Google is also giving away Google Apps for Education to tether more teachers and students to its ecosystem with Gmail accounts -- which allows them to log in to Android, Chrome, YouTube, Google Maps, Google+, and other Google services. Getting students hooked on Google's productivity apps early ensures that they rely on Google, not Microsoft's Bing or other search engines, to do their research. That feeds directly back into Google's core business -- search traffic and advertising revenue.

Why Apple and Microsoft should worry
Apple and Microsoft probably aren't worried yet, since the U.S. education market doesn't account for a huge chunk of their overall sales. iPads sold to U.S. schools only accounted for 5% of total units shipped during Apple's third quarter.
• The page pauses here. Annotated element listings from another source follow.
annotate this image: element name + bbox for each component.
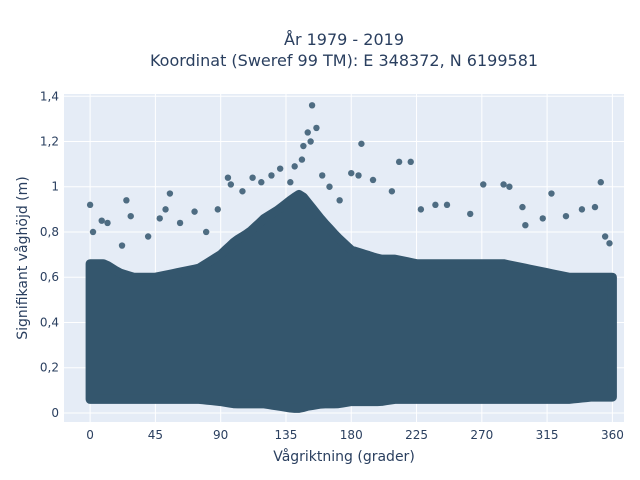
y-axis-label: Signifikant våghöjd (m) xyxy=(14,176,31,339)
x-tick-label: 315 xyxy=(536,428,559,442)
scatter-point xyxy=(336,197,343,204)
dense-point-cloud xyxy=(85,189,617,413)
y-axis-ticks: 0 0,2 0,4 0,6 0,8 1 1,2 1,4 xyxy=(40,89,59,420)
scatter-point xyxy=(202,228,210,236)
scatter-point xyxy=(224,174,232,181)
chart-subtitle: Koordinat (Sweref 99 TM): E 348372, N 61… xyxy=(150,51,538,70)
x-axis-ticks: 0 45 90 135 180 225 270 315 360 xyxy=(86,428,624,442)
scatter-point xyxy=(98,217,105,224)
scatter-point xyxy=(123,197,130,204)
scatter-point xyxy=(304,129,311,136)
scatter-point xyxy=(597,179,604,186)
scatter-point xyxy=(249,174,256,181)
scatter-point xyxy=(104,219,111,227)
y-tick-label: 1 xyxy=(51,180,59,194)
scatter-point xyxy=(313,124,320,132)
scatter-point xyxy=(300,142,307,150)
scatter-point xyxy=(239,188,246,195)
scatter-point xyxy=(214,206,221,213)
scatter-point xyxy=(176,219,184,227)
x-tick-label: 0 xyxy=(86,428,94,442)
scatter-point xyxy=(307,138,314,145)
scatter-point xyxy=(348,169,355,177)
scatter-cloud xyxy=(85,189,617,413)
y-tick-label: 1,2 xyxy=(40,135,59,149)
scatter-point xyxy=(562,212,570,220)
y-tick-label: 0,6 xyxy=(40,270,59,284)
x-tick-label: 45 xyxy=(148,428,163,442)
x-axis-label: Vågriktning (grader) xyxy=(273,448,415,465)
y-tick-label: 0,4 xyxy=(40,315,59,329)
x-tick-label: 180 xyxy=(340,428,363,442)
scatter-point xyxy=(127,212,134,220)
scatter-point xyxy=(166,190,174,197)
scatter-point xyxy=(287,179,294,186)
scatter-point xyxy=(258,179,265,186)
scatter-point xyxy=(358,140,365,147)
scatter-point xyxy=(86,201,94,209)
scatter-point xyxy=(319,172,326,179)
scatter-point xyxy=(156,215,163,222)
chart-title: År 1979 - 2019 xyxy=(284,30,404,49)
y-tick-label: 0,8 xyxy=(40,225,59,239)
scatter-point xyxy=(480,181,487,188)
scatter-point xyxy=(118,242,126,249)
scatter-point xyxy=(417,206,425,213)
scatter-point xyxy=(467,210,474,218)
scatter-point xyxy=(443,201,451,209)
y-tick-label: 0 xyxy=(51,406,59,420)
scatter-point xyxy=(388,188,396,195)
scatter-point xyxy=(298,156,306,163)
scatter-point xyxy=(144,233,152,240)
scatter-point xyxy=(355,172,362,179)
x-tick-label: 225 xyxy=(405,428,428,442)
scatter-point xyxy=(291,163,298,170)
scatter-point xyxy=(162,206,169,213)
scatter-point xyxy=(578,206,586,213)
scatter-point xyxy=(601,233,609,240)
x-tick-label: 360 xyxy=(601,428,624,442)
scatter-point xyxy=(268,172,275,179)
scatter-point xyxy=(89,228,97,236)
scatter-point xyxy=(369,176,377,184)
scatter-point xyxy=(276,165,284,172)
scatter-point xyxy=(606,240,613,247)
scatter-point xyxy=(539,215,546,222)
x-tick-label: 270 xyxy=(470,428,493,442)
x-tick-label: 135 xyxy=(275,428,298,442)
y-tick-label: 0,2 xyxy=(40,361,59,375)
scatter-points xyxy=(86,102,613,249)
scatter-point xyxy=(407,158,414,166)
scatter-point xyxy=(326,183,333,190)
scatter-point xyxy=(519,203,526,211)
scatter-point xyxy=(500,181,507,188)
x-tick-label: 90 xyxy=(213,428,228,442)
scatter-point xyxy=(308,102,316,109)
scatter-point xyxy=(191,208,198,215)
scatter-point xyxy=(591,203,599,211)
scatter-point xyxy=(506,183,513,190)
scatter-point xyxy=(432,201,439,209)
scatter-point xyxy=(227,181,235,188)
y-tick-label: 1,4 xyxy=(40,89,59,103)
scatter-point xyxy=(522,222,529,229)
scatter-point xyxy=(395,158,403,166)
scatter-point xyxy=(548,190,555,197)
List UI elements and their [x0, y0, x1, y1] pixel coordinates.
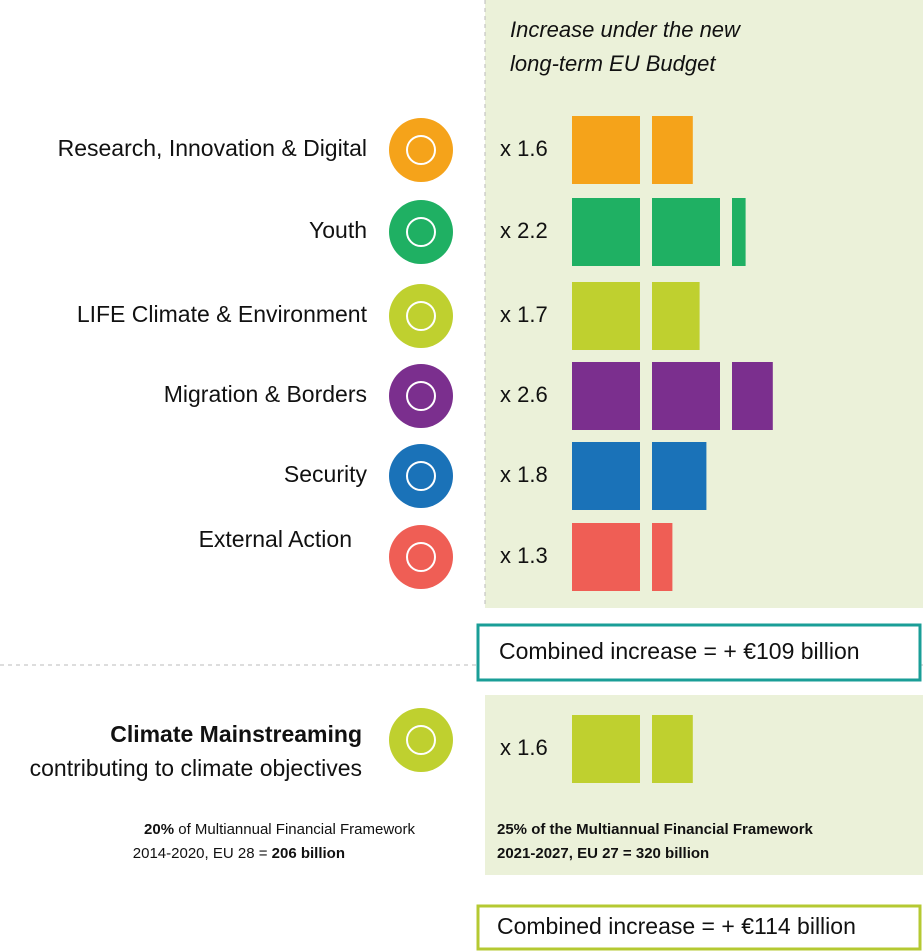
- row-label: External Action: [199, 526, 352, 552]
- lower-panel: [485, 695, 923, 875]
- bar-block: [572, 198, 640, 266]
- combined-text: Combined increase = + €109 billion: [499, 638, 860, 664]
- icon: [389, 708, 453, 772]
- row-label: Research, Innovation & Digital: [58, 135, 367, 161]
- multiplier: x 1.6: [500, 735, 548, 760]
- right-note: 25% of the Multiannual Financial Framewo…: [497, 821, 814, 838]
- bar-block: [572, 362, 640, 430]
- icon: [389, 118, 453, 182]
- bar-block: [652, 715, 693, 783]
- combined-text: Combined increase = + €114 billion: [497, 913, 856, 939]
- multiplier: x 1.8: [500, 462, 548, 487]
- multiplier: x 1.7: [500, 302, 548, 327]
- climate-title: Climate Mainstreaming: [110, 721, 362, 747]
- bar-block: [732, 362, 773, 430]
- note-text: of Multiannual Financial Framework: [174, 821, 415, 838]
- climate-subtitle: contributing to climate objectives: [30, 755, 362, 781]
- bar-block: [652, 282, 700, 350]
- icon-glyph: [406, 381, 436, 411]
- icon-glyph: [406, 725, 436, 755]
- icon: [389, 200, 453, 264]
- row-label: Youth: [309, 217, 367, 243]
- combined-box: [476, 623, 922, 682]
- multiplier: x 2.6: [500, 382, 548, 407]
- bar-block: [652, 362, 720, 430]
- icon-glyph: [406, 461, 436, 491]
- row-label: Security: [284, 461, 368, 487]
- row-label: Migration & Borders: [164, 381, 367, 407]
- icon-glyph: [406, 217, 436, 247]
- upper-panel: [485, 0, 923, 608]
- bar-block: [732, 198, 746, 266]
- bar-block: [572, 442, 640, 510]
- bar-block: [652, 442, 707, 510]
- note-bold: 206 billion: [272, 845, 345, 862]
- bar-block: [652, 523, 673, 591]
- icon: [389, 444, 453, 508]
- icon: [389, 525, 453, 589]
- header: Increase under the new: [510, 17, 742, 42]
- bar-block: [572, 116, 640, 184]
- note-bold: 20%: [144, 821, 174, 838]
- bar-block: [652, 116, 693, 184]
- bar-block: [572, 715, 640, 783]
- multiplier: x 1.3: [500, 543, 548, 568]
- row-label: LIFE Climate & Environment: [77, 301, 368, 327]
- bar-block: [572, 282, 640, 350]
- icon-glyph: [406, 135, 436, 165]
- icon: [389, 284, 453, 348]
- bar-block: [652, 198, 720, 266]
- icon-glyph: [406, 301, 436, 331]
- right-note: 2021-2027, EU 27 = 320 billion: [497, 845, 709, 862]
- bar-block: [572, 523, 640, 591]
- icon: [389, 364, 453, 428]
- multiplier: x 2.2: [500, 218, 548, 243]
- icon-glyph: [406, 542, 436, 572]
- left-note: 2014-2020, EU 28 = 206 billion: [133, 845, 345, 862]
- left-note: 20% of Multiannual Financial Framework: [144, 821, 415, 838]
- multiplier: x 1.6: [500, 136, 548, 161]
- combined-box: [476, 904, 922, 951]
- note-text: 2014-2020, EU 28 =: [133, 845, 272, 862]
- header: long-term EU Budget: [510, 51, 716, 76]
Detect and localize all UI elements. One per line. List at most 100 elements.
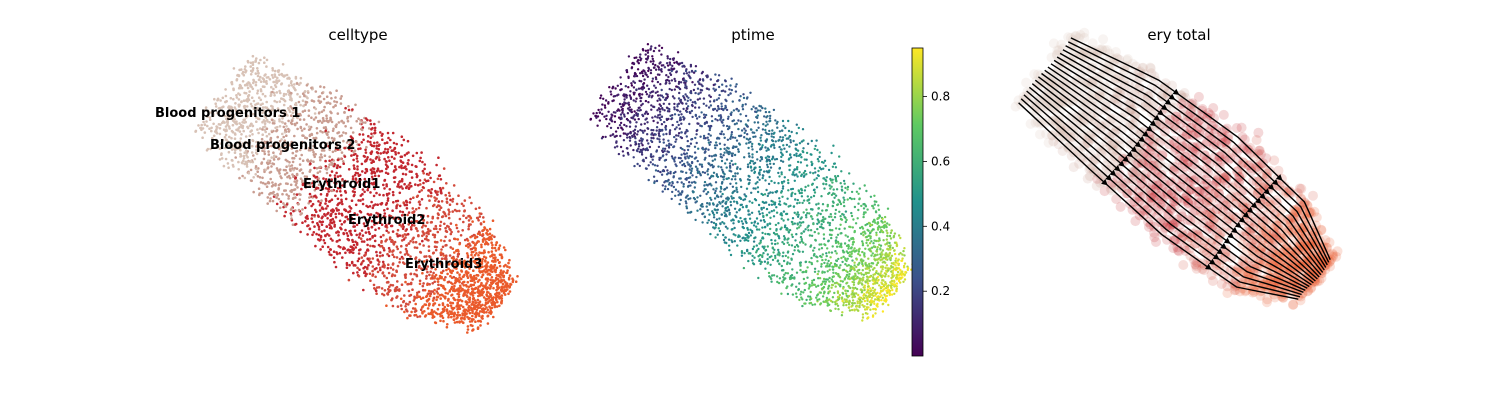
cell-point: [392, 149, 395, 152]
cell-point: [776, 259, 780, 262]
cell-point: [421, 271, 424, 275]
cell-point: [396, 234, 400, 238]
cell-point: [453, 298, 456, 301]
cell-point: [817, 212, 820, 215]
cell-point: [383, 157, 386, 161]
cell-point: [819, 291, 822, 294]
cell-point: [375, 286, 379, 289]
cell-point: [774, 140, 777, 143]
cell-point: [470, 247, 474, 251]
cell-point: [284, 189, 288, 192]
cell-point: [370, 132, 373, 136]
cell-point: [425, 235, 429, 238]
cell-point: [830, 251, 834, 254]
cell-point: [284, 182, 288, 185]
cell-point: [283, 122, 287, 125]
cell-point: [875, 231, 878, 234]
cell-point: [373, 122, 376, 126]
cell-point: [646, 49, 650, 52]
cell-point: [456, 248, 460, 252]
cell-point: [821, 209, 824, 212]
cell-point: [240, 133, 243, 136]
cell-point: [638, 106, 641, 109]
cell-point: [324, 159, 327, 163]
cell-point: [735, 107, 739, 111]
cell-point: [396, 228, 400, 232]
cell-point: [484, 240, 488, 244]
cell-point: [341, 202, 344, 206]
cell-point: [271, 76, 275, 79]
cell-point: [831, 181, 834, 184]
cell-point: [284, 210, 288, 214]
cell-point: [476, 298, 480, 302]
cell-point: [728, 126, 731, 130]
cell-point: [238, 84, 242, 88]
cell-point: [797, 126, 800, 130]
cell-point: [597, 108, 600, 112]
cell-point: [495, 274, 499, 277]
cell-point: [499, 269, 503, 272]
cell-point: [434, 224, 438, 228]
cell-point: [877, 204, 880, 207]
cell-point: [486, 308, 490, 312]
cell-point: [673, 61, 676, 64]
cell-point: [368, 272, 372, 276]
cell-point: [396, 305, 400, 308]
cell-point: [344, 179, 347, 183]
cell-point: [862, 203, 865, 206]
cell-point: [824, 282, 827, 286]
cell-point: [743, 127, 746, 130]
cell-point: [349, 141, 353, 144]
cell-point: [421, 288, 425, 292]
cell-point: [289, 183, 293, 187]
cell-point: [890, 282, 893, 285]
cell-point: [321, 245, 325, 248]
cell-point: [221, 121, 224, 125]
cell-point: [841, 292, 845, 295]
cell-point: [802, 171, 806, 175]
cell-point: [473, 246, 476, 249]
cell-point: [242, 154, 246, 158]
cell-point: [453, 311, 456, 315]
cell-point: [360, 229, 364, 232]
cell-point: [427, 230, 431, 233]
cell-point: [264, 182, 267, 186]
cell-point: [627, 153, 630, 156]
cell-point: [480, 293, 484, 297]
cell-point: [792, 205, 796, 208]
cell-point: [385, 160, 388, 163]
cell-point: [418, 179, 422, 182]
cell-point: [340, 223, 344, 226]
cell-point: [281, 63, 285, 66]
cell-point: [489, 278, 492, 282]
cell-point: [502, 270, 506, 273]
cell-point: [799, 224, 802, 227]
cell-point: [378, 158, 381, 162]
cell-point: [774, 223, 778, 227]
cluster-label-blood-progenitors-1: Blood progenitors 1: [155, 106, 300, 121]
cell-point: [289, 81, 293, 85]
cell-point: [391, 284, 395, 287]
cell-point: [702, 116, 706, 120]
cell-point: [405, 167, 408, 171]
cell-point: [827, 251, 831, 254]
cell-point: [278, 89, 281, 93]
cell-point: [471, 328, 475, 332]
cell-point: [341, 247, 345, 251]
cell-point: [747, 259, 750, 263]
cell-point: [646, 43, 650, 46]
cell-point: [405, 201, 409, 204]
cell-point: [764, 267, 767, 270]
cell-point: [246, 125, 249, 129]
cell-point: [338, 165, 342, 169]
cell-point: [676, 105, 679, 108]
cell-point: [481, 229, 485, 232]
cell-point: [403, 310, 406, 314]
cell-point: [824, 258, 827, 261]
cell-point: [301, 134, 304, 137]
cell-point: [447, 313, 451, 317]
cell-point: [759, 260, 763, 263]
cell-point: [301, 159, 305, 162]
cell-point: [458, 242, 461, 246]
cell-point: [370, 200, 373, 204]
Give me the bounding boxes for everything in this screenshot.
Microsoft could bounce back by making Office 365 completely free for schools -- a gutsy play but one that is in line with previous decisions to make Office 365 free for iOS and Android devices.

But Google's core advantages of pricing and user-friendly cloud collaborations are hard to ignore. Google is also gradually merging Chrome OS with Android, which means that data and apps could soon be seamlessly transferred between Chromebooks and Android devices. Apple's "bridge" between iOS 8 and OS X, Continuity, only allows certain tasks to be handed off between devices. Microsoft's Windows 10 promises to unify mobile devices and PCs, but it won't launch until next year.

The hidden threat to Apple and Microsoft is that many start-ups are thinking in the same manner as schools. Google is already targeting small and medium sized businesses (SMBs) with Chromebooks at Work, which offers enterprise customers access to its advanced Chrome OS management features and support for $50 annually per device. Chromebooks also have virtualization features, from VMWare and Citrix, which let Chrome OS users emulate certain Windows apps.

Why investors should care about Chromebooks
The rise of Chromebooks in U.S. schools is alarming for Apple and Microsoft, because it exposes the core weaknesses of iPads and Windows PCs.

Just as with smartphones and tablets, Google is showering the market with free operating systems and apps to gain market share against rivals which can't survive on the same business model. That could eventually pave the way for Chromebook sales -- which Gartner expects to nearly triple by 2017 -- to surge and take a bite out of the SMB enterprise market as well.